You place a __mocks__ folder right next to the module you’re mocking, containing a file with the same name. If you’re mocking a module in node_modules or a built-in module like fs or path, then add a __mocks__ folder next to node_modules.

Now when you call jest.mock('./monty-python') without providing an implementation, Jest will use the manual mock, __mocks__/monty-python.js, as the implementation:

module.exports = class MontyPython {
  getTheMeaningOfLife() {
    return 42
  }
}

Manul mocks for node_modules will be used automatically, even without calling jest.mock (this doesn’t apply to built-in modules).

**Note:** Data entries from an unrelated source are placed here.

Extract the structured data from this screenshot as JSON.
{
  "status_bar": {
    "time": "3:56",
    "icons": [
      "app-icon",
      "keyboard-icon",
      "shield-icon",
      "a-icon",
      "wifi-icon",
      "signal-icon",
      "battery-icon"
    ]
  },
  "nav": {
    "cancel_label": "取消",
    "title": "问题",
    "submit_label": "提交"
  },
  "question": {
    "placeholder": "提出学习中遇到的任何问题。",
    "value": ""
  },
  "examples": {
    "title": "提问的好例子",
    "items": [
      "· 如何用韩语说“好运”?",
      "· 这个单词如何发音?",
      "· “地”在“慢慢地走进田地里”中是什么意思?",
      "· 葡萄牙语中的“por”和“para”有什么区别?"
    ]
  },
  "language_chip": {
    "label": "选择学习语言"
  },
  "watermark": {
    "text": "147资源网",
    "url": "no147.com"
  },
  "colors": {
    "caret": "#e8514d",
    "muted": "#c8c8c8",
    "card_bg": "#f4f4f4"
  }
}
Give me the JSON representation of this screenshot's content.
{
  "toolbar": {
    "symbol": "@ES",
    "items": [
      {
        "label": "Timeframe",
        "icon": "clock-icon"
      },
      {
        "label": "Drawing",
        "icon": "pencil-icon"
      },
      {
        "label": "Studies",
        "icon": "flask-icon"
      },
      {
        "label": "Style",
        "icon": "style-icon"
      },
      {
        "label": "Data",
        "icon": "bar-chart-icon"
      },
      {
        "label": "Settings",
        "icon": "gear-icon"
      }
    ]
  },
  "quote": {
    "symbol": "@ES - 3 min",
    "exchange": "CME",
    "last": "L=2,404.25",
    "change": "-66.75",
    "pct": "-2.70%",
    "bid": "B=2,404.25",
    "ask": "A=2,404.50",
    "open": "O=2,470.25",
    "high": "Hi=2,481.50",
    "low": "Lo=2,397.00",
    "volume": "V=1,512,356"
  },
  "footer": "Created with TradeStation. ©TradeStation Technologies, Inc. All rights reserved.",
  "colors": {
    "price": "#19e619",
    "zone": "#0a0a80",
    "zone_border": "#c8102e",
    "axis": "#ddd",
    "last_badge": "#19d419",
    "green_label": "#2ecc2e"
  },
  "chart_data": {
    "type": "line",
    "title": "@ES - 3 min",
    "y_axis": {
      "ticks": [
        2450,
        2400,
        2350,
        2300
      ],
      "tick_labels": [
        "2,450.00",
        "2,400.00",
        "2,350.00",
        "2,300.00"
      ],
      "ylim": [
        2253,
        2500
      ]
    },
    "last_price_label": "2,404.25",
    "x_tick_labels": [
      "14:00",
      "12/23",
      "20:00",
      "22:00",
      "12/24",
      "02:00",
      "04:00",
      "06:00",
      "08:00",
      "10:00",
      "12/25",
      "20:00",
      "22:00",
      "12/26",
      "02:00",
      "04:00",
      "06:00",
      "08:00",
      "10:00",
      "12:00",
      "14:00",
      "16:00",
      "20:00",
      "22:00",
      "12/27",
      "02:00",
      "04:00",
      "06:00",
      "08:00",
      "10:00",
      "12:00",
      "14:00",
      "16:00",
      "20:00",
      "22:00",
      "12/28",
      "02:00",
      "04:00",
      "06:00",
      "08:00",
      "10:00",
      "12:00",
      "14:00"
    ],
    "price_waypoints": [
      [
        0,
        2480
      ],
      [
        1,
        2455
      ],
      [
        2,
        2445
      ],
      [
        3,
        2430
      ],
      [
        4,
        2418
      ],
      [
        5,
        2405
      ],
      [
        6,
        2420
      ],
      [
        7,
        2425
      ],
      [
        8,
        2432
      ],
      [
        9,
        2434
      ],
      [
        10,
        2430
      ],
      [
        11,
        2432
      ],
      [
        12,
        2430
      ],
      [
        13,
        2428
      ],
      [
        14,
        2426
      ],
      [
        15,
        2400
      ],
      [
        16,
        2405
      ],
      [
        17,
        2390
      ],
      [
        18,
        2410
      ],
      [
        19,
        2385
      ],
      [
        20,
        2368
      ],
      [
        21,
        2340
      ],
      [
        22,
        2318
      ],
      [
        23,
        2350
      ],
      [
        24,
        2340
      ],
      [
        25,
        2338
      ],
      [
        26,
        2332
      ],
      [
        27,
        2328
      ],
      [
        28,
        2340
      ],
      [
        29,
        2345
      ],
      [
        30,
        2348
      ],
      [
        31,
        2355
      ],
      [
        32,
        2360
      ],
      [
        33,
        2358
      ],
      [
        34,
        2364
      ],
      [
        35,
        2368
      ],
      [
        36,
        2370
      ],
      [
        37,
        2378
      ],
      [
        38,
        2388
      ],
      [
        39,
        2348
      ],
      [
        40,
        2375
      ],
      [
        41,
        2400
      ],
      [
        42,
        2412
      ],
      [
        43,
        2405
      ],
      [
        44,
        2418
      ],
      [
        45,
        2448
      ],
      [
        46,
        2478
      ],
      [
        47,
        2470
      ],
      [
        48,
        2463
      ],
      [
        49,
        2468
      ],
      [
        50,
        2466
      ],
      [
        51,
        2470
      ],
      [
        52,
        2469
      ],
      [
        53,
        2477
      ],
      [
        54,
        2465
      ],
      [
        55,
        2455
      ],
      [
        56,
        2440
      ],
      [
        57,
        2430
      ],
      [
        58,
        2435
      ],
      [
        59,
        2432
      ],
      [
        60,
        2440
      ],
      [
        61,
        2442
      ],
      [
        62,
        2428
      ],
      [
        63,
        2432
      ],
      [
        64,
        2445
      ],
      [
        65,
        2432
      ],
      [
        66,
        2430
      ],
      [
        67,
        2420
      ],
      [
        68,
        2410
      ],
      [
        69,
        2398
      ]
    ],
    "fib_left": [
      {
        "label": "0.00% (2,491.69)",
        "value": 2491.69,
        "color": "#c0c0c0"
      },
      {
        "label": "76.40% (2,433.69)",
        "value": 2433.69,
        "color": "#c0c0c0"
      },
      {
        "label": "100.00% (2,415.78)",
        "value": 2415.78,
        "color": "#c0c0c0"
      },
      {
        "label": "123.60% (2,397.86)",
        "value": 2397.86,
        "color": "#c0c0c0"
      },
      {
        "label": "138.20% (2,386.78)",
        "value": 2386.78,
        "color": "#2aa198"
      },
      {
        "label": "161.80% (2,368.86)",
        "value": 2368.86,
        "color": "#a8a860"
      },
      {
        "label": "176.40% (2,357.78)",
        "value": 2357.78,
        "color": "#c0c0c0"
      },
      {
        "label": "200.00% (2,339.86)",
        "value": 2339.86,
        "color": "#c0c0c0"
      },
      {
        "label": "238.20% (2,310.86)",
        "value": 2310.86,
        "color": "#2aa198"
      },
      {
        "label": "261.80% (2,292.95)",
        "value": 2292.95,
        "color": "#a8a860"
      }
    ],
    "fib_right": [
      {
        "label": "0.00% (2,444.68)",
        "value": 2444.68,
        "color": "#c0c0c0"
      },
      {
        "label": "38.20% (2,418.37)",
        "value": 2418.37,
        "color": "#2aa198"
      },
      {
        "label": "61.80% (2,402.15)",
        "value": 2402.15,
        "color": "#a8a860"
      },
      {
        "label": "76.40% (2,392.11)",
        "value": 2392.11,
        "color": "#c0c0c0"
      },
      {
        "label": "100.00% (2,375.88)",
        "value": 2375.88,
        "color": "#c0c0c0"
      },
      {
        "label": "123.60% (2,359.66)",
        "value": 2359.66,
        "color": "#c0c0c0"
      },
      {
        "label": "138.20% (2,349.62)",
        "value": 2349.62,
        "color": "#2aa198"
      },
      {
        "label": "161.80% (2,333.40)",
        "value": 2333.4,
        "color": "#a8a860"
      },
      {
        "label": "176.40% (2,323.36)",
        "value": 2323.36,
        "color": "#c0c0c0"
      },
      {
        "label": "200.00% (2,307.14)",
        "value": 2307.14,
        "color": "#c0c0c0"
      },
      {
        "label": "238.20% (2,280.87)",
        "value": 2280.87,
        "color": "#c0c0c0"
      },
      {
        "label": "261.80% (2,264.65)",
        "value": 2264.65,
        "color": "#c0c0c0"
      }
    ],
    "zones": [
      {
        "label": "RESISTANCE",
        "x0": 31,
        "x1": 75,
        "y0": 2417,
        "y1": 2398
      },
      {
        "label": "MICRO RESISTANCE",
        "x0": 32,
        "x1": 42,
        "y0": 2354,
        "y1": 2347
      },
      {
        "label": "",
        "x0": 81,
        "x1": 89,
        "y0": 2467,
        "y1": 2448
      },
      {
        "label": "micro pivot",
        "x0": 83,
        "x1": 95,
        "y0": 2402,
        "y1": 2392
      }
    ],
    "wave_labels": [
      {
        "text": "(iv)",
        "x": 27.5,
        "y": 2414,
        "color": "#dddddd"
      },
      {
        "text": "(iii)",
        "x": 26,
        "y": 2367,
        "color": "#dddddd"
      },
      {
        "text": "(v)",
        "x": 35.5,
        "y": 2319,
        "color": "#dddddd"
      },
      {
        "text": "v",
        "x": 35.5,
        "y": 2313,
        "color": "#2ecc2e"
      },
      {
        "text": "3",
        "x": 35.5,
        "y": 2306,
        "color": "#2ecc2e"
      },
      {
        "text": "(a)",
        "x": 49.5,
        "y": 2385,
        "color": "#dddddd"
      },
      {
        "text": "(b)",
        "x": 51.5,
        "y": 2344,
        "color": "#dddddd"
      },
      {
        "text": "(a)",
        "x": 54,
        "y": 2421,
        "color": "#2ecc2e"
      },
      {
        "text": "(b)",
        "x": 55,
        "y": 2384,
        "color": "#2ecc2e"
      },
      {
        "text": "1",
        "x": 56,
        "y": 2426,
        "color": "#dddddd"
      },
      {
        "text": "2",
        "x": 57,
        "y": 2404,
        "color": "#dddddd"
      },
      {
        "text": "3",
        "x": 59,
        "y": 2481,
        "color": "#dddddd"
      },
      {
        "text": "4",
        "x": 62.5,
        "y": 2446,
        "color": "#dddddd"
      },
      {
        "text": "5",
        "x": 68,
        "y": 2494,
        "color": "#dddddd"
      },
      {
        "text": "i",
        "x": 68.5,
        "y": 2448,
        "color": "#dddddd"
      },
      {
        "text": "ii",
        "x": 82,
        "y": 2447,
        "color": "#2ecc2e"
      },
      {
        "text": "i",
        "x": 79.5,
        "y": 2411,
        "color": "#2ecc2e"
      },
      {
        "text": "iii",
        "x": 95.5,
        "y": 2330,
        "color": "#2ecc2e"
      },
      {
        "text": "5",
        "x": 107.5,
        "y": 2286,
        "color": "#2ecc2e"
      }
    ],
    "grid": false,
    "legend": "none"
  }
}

Jest documentation presents this behavior as a feature, but I see it as a relic from their former behavior when they were automocking all modules by default.

You can always opt-out from manual mocks in lots of different ways, depending on what you need:

  1. by passing the implementation to jest.mock,

  2. by calling jest.unmock for modules like those in node_modules that would otherwise be mocked automatically,

  3. by calling jest.requireActual or jest.dontMock, if you need to use actual implementation only in particular tests, not the whole file etc.

Conclusion

It took me a long time to understand the nuances of these features, how to get what I want and how to even know what I want. I encourage you to scroll through the jest object reference to learn more about these features and how they compare to the ones that I didn’t cover in this post. If you catch yourself repeating the same module implementation multiple times, try saving some work by using a different mocking approach.

I hope that this post brought you some clarity on the subject, have fun building better tests!